«Restaurer un édifice, ce n'est pas l'entretenir, le réparer ou le refaire, c'est le rétablir dans un état complet qui peut n'avoir jamais existé à un moment donné.»
Ainsi s'exprimait l'architecte Eugène Viollet-le-Duc (1814 – 1879) qui sauva le patrimoine médiéval français alors qu'une grande partie de ces monuments – qualifiés de « gothiques », terme éminemment péjoratif – continuait à servir de carrières de pierres ouvertes au tout venant.
Quand nous étions plus jeunes, il convenait de brocarder l’œuvre de cet artiste majeur du XIXème siècle : il en aurait « trop fait » en ajoutant une flèche à la Sainte Chapelle ou à Notre-Dame de Paris, en édifiant à sa fantaisie le château de Pierrefonds …

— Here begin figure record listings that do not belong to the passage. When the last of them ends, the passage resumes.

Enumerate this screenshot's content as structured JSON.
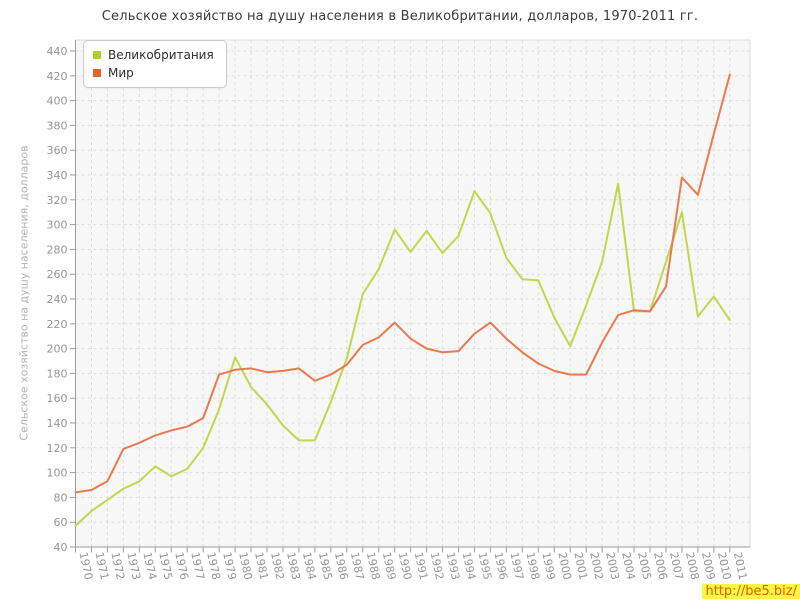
{
  "chart_data": {
    "type": "line",
    "title": "Сельское хозяйство на душу населения в Великобритании, долларов, 1970-2011 гг.",
    "xlabel": "",
    "ylabel": "Сельское хозяйство на душу населения, долларов",
    "ylim": [
      40,
      440
    ],
    "ytick_step": 20,
    "y_ticks": [
      40,
      60,
      80,
      100,
      120,
      140,
      160,
      180,
      200,
      220,
      240,
      260,
      280,
      300,
      320,
      340,
      360,
      380,
      400,
      420,
      440
    ],
    "grid": true,
    "grid_style": "dashed",
    "legend_position": "top-left",
    "x": [
      1970,
      1971,
      1972,
      1973,
      1974,
      1975,
      1976,
      1977,
      1978,
      1979,
      1980,
      1981,
      1982,
      1983,
      1984,
      1985,
      1986,
      1987,
      1988,
      1989,
      1990,
      1991,
      1992,
      1993,
      1994,
      1995,
      1996,
      1997,
      1998,
      1999,
      2000,
      2001,
      2002,
      2003,
      2004,
      2005,
      2006,
      2007,
      2008,
      2009,
      2010,
      2011
    ],
    "series": [
      {
        "name": "Великобритания",
        "swatch_color": "#b2ce2b",
        "line_color": "#c1d84d",
        "values": [
          57,
          69,
          78,
          87,
          93,
          105,
          97,
          103,
          120,
          151,
          193,
          169,
          155,
          138,
          126,
          126,
          157,
          192,
          244,
          264,
          296,
          278,
          295,
          277,
          291,
          327,
          309,
          273,
          256,
          255,
          225,
          202,
          235,
          270,
          333,
          230,
          230,
          270,
          310,
          226,
          242,
          223
        ]
      },
      {
        "name": "Мир",
        "swatch_color": "#e4632d",
        "line_color": "#e87a4e",
        "values": [
          84,
          86,
          93,
          119,
          124,
          130,
          134,
          137,
          144,
          179,
          183,
          184,
          181,
          182,
          184,
          174,
          179,
          187,
          203,
          209,
          221,
          208,
          200,
          197,
          198,
          212,
          221,
          208,
          197,
          188,
          182,
          179,
          179,
          205,
          227,
          231,
          230,
          250,
          338,
          324,
          373,
          421
        ]
      }
    ],
    "colors": {
      "plot_background": "#f7f7f7",
      "grid_line": "#dcdcdc",
      "axis_line": "#9e9e9e",
      "tick_label": "#969696",
      "title_text": "#3b3b3b",
      "axis_title_text": "#b3b3b3"
    }
  },
  "watermark": {
    "text": "http://be5.biz/",
    "text_color": "#e25e00",
    "bg_color": "#f9f73f"
  }
}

Aujourd'hui, loin de ces controverses stériles, on mesure mieux l'apport de ce génie hyperactif et surtout sa démarche cohérente issue de ses convictions réalistes et positivistes, de son extraordinaire capacité d'observation et d'anticipation, d'un savoir encyclopédique qui ne demandait qu'à être diffusé.
Ce qui frappe dans l'art de Viollet-le-Duc, c'est sa vision, une manière personnelle de réinventer les formes pour restaurer les monuments tels qu'ils auraient dû être, comme des images subliminales d'un Moyen-Âge idéalisé. A preuve cette maquette de cathédrale idéale, jamais réalisée car le temps passant les manières de construire et les styles évoluent … Mais on pense immédiatement à la Sagrada Famiglia de Barcelone. Ou encore, sa vision scientifique de l'évolution du massif du Mont Blanc à travers les ères géologiques … comme un monument évolue lui aussi dans le temps. Pour lui, l'architecture gothique est comparable aux formations géologiques montagneuses par le processus de cristallisation. La logique constructive découle non pas d'un défi technique mais d'un ordre naturel.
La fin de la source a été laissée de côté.